In 1952, secretaries were honored for the first time with a day all their own. 

Two years later, on May 27, 1954, government, business and education leaders gathered for a banquet at the Sheraton Park Hotel commemorating the second anniversary of National Secretaries Day.

Reporter Patty Cavin covered the event for The Washington Post:

"Rep. [Timothy P.] Sheehan, speaking on women in politics admitted he couldn’t be brave enough to define women but described politics as 'the good of mankind.' He referred to a recent Chicago poll which disclosed that women think and talk of three things only. . .men, money and themselves. 

“'If you don’t pay attention to politics, the men will go off to war, the government will take all your money for taxes and you’ll be left with yourselves. It’s bound to be a pretty dull world. Thus, it behooves you to take an interest in government and the men you send to Congress,' Sheehan warned the secretaries." 

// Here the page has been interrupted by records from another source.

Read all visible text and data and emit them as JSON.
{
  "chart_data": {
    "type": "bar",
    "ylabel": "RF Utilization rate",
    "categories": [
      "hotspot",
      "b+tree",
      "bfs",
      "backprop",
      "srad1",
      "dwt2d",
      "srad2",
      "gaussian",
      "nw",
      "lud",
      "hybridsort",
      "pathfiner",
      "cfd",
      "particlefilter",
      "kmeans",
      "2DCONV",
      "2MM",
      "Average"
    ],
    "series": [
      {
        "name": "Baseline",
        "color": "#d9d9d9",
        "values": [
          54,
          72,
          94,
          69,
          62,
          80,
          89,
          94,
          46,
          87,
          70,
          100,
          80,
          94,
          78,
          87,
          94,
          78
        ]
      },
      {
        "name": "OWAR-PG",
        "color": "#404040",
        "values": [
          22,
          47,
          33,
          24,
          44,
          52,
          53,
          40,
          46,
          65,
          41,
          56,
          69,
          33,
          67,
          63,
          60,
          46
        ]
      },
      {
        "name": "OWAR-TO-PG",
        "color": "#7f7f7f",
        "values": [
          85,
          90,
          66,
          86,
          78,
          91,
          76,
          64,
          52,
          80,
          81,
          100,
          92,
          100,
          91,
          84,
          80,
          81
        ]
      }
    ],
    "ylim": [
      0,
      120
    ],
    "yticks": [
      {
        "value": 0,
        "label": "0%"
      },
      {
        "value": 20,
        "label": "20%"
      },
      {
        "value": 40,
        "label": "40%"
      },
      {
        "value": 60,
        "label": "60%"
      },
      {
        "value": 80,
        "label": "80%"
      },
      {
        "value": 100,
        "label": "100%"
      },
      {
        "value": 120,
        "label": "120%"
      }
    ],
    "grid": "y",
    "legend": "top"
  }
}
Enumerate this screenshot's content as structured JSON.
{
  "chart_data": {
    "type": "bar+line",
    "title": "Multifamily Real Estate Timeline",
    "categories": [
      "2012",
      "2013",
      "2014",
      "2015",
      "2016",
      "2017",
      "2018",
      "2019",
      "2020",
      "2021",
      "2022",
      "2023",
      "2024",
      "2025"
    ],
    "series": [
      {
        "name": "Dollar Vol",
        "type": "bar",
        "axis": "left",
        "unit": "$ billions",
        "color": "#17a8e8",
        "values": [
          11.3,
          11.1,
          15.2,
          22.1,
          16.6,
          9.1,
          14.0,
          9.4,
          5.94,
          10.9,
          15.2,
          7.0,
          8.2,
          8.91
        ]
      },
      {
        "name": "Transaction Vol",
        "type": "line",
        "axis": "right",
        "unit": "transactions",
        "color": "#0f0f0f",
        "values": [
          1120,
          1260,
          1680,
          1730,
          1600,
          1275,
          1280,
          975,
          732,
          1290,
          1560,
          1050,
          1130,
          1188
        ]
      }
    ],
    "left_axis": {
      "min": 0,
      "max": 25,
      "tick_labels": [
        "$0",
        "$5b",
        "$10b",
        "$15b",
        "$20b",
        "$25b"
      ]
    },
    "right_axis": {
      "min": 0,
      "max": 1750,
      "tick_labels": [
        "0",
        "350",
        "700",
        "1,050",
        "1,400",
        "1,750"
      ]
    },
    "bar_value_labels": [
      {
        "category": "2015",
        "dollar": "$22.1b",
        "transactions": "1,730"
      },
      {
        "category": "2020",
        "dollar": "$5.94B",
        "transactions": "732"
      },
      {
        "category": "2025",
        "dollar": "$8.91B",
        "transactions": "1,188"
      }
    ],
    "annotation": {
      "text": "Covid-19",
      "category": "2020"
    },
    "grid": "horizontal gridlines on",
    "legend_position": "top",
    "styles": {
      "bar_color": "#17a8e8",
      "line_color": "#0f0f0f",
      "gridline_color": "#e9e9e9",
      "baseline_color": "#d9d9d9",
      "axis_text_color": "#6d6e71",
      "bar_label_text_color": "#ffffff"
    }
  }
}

Two years later, on April 6, 1958, anticipation for National Secretaries Day grew as The Washington Post touted the headline, “Washington Secretaries to Observe Their ‘Week.’” 

"The biggest date in the notebooks of Washington’s 'Girl Fridays' is April 23, Secretaries’ Day. It’s the highlight of Nationwide Secretaries’ Week, proclaimed by Secretary of Commerce Sinclair Weeks for April 20 through 26. . ."

On April 21, 1959, Helen Austern of the Post reported on a ceremony at the Advertising Club in which Barbara Wills was named "Miss Secretary of 1959."

She wrote:

"Poised, brownette Barbara received her rhinestone studded crown from last year’s winner, Mary Smith of Huntsville, Ala. . .

"Contestants were judged by appearance, secretarial school record, a tape recording of their voice, and recommendations from their bosses, in the early rounds of the competition.

"Also at yesterday’s luncheon at the Presidential Arms Hotel, which honored members’ Girl Fridays, was Mrs. Rita Bento, secretary to Ad Club publicity chairman Basil Littin, who praised the Nation’s crop of secretaries. She said they can always be counted on for a cheerful good morning, a second cup of coffee, courteous reminders, and the touches that a female can add to any office."

What a difference 60 years makes. These days bosses, half of whom are women, make their own appointments on iPhones, while standing in line at Starbucks fetching their lattes. 

Tomorrow I'll discuss Estelle Sharpe Jackson's "Girl Friday" column published in The Washington Post in the early 1950s.